It’s hard to go anywhere in the world without seeing those - TopicsExpress



          

It’s hard to go anywhere in the world without seeing those Golden Arches, beckoning hungry patrons to chow down on a Big Mac or some Chicken Nuggets. But [in] Bolivia the last McDonald’s restaurant closed its doors in 2002 and, since then, the Andean nation has been fiercely independent about what fast food it serves its citizens. Bolivia has become the first Latin American country to not have a McDonalds (Cuba, which has one on the American-controlled Guantanamo Bay, doesn’t count). Bolivians love hamburgers, but they prefer to buy them from the thousands of indigenous women selling on the streets than from a global company. When Bolivia rewrote its constitution in 2008, the country made sure to take steps to protect its food sovereignty, or local control, from foreign interest. Not only were 12 articles added to the constitution regarding local control over food, but in the following five years, Bolivia also added two laws in resistance to industrial agriculture and an economy too heavily weighted toward commodity crops.
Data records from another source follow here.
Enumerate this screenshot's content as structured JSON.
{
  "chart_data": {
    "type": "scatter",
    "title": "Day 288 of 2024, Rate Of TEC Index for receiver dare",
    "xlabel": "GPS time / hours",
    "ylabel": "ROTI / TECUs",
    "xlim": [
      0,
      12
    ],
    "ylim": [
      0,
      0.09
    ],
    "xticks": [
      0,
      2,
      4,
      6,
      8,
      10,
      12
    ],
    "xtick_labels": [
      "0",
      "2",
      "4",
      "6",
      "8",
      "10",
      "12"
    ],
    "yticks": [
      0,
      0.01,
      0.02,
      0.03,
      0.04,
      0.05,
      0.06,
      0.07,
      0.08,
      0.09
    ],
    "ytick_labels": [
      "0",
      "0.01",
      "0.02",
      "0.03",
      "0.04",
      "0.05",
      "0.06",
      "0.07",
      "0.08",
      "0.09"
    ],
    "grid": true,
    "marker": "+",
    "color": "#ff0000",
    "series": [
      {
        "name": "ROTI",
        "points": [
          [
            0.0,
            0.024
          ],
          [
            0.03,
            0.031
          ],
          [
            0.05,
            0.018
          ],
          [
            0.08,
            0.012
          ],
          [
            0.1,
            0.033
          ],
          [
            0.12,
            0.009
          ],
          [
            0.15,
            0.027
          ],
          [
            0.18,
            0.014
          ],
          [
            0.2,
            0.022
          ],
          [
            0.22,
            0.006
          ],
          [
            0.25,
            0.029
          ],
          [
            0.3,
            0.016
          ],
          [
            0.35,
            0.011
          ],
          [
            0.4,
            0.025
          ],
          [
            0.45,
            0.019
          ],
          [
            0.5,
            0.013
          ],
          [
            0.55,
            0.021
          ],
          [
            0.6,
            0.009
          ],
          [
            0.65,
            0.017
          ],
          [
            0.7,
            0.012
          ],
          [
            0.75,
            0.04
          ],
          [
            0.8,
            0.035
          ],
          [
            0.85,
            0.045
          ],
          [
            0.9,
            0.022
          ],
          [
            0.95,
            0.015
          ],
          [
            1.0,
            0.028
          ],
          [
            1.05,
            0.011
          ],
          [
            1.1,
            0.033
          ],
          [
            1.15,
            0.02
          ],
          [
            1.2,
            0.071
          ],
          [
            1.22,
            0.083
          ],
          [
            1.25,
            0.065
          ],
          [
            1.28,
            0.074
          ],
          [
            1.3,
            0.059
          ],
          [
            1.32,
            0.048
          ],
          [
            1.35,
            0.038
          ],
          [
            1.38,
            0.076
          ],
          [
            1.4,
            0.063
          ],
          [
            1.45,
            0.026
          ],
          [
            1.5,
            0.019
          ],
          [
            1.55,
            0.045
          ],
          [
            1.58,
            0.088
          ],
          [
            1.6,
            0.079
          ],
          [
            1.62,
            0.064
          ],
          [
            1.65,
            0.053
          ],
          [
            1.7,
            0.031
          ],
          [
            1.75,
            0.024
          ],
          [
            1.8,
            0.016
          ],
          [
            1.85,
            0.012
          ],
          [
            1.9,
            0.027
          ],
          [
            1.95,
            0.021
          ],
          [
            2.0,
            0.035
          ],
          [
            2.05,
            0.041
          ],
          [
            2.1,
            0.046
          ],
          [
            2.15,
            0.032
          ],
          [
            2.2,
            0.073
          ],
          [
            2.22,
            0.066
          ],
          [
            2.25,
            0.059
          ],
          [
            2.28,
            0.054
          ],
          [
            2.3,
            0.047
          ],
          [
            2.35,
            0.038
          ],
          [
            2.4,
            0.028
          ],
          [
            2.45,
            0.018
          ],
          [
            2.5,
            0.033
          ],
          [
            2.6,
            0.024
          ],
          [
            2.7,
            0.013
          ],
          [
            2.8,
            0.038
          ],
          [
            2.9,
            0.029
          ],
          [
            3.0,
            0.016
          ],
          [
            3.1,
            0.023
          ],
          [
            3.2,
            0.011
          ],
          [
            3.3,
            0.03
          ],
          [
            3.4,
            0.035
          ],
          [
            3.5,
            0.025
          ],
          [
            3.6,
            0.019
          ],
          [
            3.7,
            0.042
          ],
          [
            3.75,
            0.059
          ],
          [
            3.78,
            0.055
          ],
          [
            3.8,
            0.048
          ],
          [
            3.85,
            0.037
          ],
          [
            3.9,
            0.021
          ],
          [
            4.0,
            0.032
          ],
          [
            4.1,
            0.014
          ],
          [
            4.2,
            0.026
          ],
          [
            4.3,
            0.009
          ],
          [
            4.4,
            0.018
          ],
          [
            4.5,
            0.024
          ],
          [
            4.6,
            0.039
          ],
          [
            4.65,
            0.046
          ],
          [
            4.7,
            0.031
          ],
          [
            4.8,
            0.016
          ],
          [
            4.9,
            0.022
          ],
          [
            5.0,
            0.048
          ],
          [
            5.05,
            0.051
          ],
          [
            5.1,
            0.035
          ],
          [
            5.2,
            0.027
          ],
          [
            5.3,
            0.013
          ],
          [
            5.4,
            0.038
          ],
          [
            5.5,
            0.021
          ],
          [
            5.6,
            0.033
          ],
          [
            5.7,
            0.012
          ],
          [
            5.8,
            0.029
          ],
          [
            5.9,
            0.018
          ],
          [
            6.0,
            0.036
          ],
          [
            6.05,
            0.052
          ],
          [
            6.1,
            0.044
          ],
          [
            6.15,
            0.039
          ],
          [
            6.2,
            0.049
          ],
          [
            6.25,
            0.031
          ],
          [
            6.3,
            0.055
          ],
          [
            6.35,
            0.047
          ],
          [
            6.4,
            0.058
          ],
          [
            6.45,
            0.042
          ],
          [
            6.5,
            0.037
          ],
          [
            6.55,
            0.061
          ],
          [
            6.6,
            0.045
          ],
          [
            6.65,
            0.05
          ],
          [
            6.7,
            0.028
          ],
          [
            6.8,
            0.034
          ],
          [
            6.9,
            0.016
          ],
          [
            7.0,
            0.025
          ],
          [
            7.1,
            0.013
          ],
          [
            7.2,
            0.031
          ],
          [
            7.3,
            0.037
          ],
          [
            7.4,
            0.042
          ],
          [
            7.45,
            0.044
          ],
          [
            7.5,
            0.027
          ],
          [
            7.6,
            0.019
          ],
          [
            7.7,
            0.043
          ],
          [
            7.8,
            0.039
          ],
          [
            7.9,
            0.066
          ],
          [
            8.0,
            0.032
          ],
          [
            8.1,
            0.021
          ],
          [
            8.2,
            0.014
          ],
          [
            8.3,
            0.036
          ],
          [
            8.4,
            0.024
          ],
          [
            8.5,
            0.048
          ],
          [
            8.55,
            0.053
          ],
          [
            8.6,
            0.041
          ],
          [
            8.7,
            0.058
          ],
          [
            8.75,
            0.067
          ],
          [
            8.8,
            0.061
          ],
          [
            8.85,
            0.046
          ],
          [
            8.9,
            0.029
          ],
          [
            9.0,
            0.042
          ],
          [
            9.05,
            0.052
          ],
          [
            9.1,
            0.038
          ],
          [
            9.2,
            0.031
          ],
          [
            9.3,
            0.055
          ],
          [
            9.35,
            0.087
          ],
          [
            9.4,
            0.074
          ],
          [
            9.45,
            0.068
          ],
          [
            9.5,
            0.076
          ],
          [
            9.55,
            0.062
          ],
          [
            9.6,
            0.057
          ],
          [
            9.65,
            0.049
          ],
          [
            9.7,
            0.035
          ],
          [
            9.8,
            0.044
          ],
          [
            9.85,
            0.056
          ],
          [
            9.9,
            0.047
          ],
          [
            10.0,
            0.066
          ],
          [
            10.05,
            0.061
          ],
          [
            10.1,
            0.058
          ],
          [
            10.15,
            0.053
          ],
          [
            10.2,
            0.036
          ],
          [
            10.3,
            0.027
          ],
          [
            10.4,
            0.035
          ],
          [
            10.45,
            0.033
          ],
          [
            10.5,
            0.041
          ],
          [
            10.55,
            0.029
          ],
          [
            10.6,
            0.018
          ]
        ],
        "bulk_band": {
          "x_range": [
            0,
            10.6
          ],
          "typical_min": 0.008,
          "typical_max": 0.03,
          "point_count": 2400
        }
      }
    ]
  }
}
Morales, for his part, has railed publicly against U.S. fast food chains and their control over the global market, going as far as taking his complaints to the United Nations General Assembly. “They seek profit and to merely standardize food, produced on a massive scale, according to the same formula and with ingredients which cause cancers and other diseases,” he told the UN General Assembly about American fast foods. The end of McDonald’s reign in Bolivia puts the Andean nation on a select list of countries without the Golden Arches, which includes North Korea, Libya, Vietnam, Kazakhstan and Vatican City.